As a key link connecting regulatory and bioenergetics process, NAD+ has emerged as a central metabolic co-factor playing a critical role in regulating cellular metabolism and energy homeostasis. Successfully recycling NAM, released from NAD+-consuming reactions, back to NAD+ is a major challenge for maintaining NAD+ metabolism and homeostasis. The first step in C. elegans' salvage NAD+ synthesis involves the nicotinamidase,
pnc-1 (T L Vrablik, Huang, Lange, & Hanna-Rose, 2009). Via global metabolic profiling we previously linked loss of salvage NAD+ synthesis, via loss of
pnc-1 activity, to disruptions in glycolysis and a subsequent reproductive developmental delay (Wang et al., 2015). However, the citric acid cycle was not perturbed and functions of the mitochondria were intact in
pnc-1 mutants (Wang et al., 2015). This observation suggested that loss of salvage NAD+ biosynthesis affects the cytoplasm specifically. To investigate this model, we decided to directly test the effects of loss of
pnc-1 on glycolytic and citric acid cycle flux via application of metabolic isotopic carbon tracing tools.
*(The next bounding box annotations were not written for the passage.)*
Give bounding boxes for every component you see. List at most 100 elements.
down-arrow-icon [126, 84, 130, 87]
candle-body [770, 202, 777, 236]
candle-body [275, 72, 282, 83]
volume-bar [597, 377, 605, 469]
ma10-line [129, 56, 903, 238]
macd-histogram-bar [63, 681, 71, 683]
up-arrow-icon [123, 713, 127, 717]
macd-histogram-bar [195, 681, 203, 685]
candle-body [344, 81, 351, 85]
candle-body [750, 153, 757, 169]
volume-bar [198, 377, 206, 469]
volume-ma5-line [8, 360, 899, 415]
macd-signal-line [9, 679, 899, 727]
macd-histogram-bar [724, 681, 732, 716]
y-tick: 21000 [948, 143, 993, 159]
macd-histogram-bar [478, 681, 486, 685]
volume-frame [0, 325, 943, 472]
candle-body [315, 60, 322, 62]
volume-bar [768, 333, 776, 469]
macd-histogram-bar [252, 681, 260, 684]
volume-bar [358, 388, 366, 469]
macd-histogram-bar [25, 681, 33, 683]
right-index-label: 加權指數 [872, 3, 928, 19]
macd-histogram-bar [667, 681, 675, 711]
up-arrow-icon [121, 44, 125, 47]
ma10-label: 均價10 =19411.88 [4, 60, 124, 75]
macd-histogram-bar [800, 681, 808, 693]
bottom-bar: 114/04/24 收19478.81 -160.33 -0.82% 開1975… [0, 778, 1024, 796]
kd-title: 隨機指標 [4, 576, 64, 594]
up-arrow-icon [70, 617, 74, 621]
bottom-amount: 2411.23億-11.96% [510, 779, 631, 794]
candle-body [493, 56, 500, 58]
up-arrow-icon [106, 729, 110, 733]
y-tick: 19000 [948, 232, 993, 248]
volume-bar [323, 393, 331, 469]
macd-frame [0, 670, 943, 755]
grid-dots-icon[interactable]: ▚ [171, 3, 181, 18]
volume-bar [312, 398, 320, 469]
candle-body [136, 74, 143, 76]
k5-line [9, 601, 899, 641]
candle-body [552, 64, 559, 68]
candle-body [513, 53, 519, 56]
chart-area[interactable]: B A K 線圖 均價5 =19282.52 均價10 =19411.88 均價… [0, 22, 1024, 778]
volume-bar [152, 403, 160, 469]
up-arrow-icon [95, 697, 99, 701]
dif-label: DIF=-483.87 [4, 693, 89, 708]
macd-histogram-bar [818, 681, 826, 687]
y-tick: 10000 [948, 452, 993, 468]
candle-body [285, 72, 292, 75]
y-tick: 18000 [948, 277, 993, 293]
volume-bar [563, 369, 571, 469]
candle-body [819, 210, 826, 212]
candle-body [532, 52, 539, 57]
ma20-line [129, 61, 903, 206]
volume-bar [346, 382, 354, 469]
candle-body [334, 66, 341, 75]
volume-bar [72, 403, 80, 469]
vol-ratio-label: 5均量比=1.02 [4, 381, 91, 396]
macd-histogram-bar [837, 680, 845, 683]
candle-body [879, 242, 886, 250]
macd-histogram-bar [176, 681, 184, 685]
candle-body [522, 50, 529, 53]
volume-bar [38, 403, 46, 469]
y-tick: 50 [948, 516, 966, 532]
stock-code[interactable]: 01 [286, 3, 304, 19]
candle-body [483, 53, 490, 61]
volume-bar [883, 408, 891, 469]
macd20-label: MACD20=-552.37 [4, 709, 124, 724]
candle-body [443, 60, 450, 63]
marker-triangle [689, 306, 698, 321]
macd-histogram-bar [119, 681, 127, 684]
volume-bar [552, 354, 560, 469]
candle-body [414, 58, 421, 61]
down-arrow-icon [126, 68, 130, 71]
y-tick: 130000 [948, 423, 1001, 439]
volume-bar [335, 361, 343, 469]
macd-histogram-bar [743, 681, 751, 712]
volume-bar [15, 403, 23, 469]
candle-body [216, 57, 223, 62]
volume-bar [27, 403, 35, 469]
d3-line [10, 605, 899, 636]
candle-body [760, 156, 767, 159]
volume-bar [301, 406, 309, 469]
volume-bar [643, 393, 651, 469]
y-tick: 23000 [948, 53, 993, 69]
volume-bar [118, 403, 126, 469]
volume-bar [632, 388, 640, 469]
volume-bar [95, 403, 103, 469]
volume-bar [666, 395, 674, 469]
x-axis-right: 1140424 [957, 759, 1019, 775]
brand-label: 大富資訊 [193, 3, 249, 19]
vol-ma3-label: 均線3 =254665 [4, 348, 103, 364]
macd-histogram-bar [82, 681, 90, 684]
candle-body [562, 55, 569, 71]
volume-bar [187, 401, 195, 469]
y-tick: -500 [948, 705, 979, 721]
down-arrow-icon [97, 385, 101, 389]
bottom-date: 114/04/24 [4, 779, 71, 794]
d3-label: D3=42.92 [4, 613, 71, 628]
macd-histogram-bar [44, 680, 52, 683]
After a short four-hour exposure with universally labeled glucose (13C6-Glucose), we were able to detect an isotopically labeled glucose pool in both wild-type animals and
pnc-1 mutants. Metabolic carbon tracing confirmed that glycolysis is impeded at the NAD+-dependent step in
pnc-1 mutants. Although glycolysis is compromised, we observed no change in the isotopic flow of label from pyruvate to lactate in
pnc-1 mutants. Additionally, we observed an increase of isotopic label from pyruvate entering the TCA cycle in these mutants. Although trehalose steady state levels are increased in
pnc-1 mutants, we did not observe increased shunting of glucose towards trehalose. This data bolsters the model that loss of NAD+ salvage biosynthesis preferentially affects cytoplasmic functions. Moreover, our work supports stable isotopic labeling as a robust technique to track the passage of metabolites through metabolic pathways in C. elegans.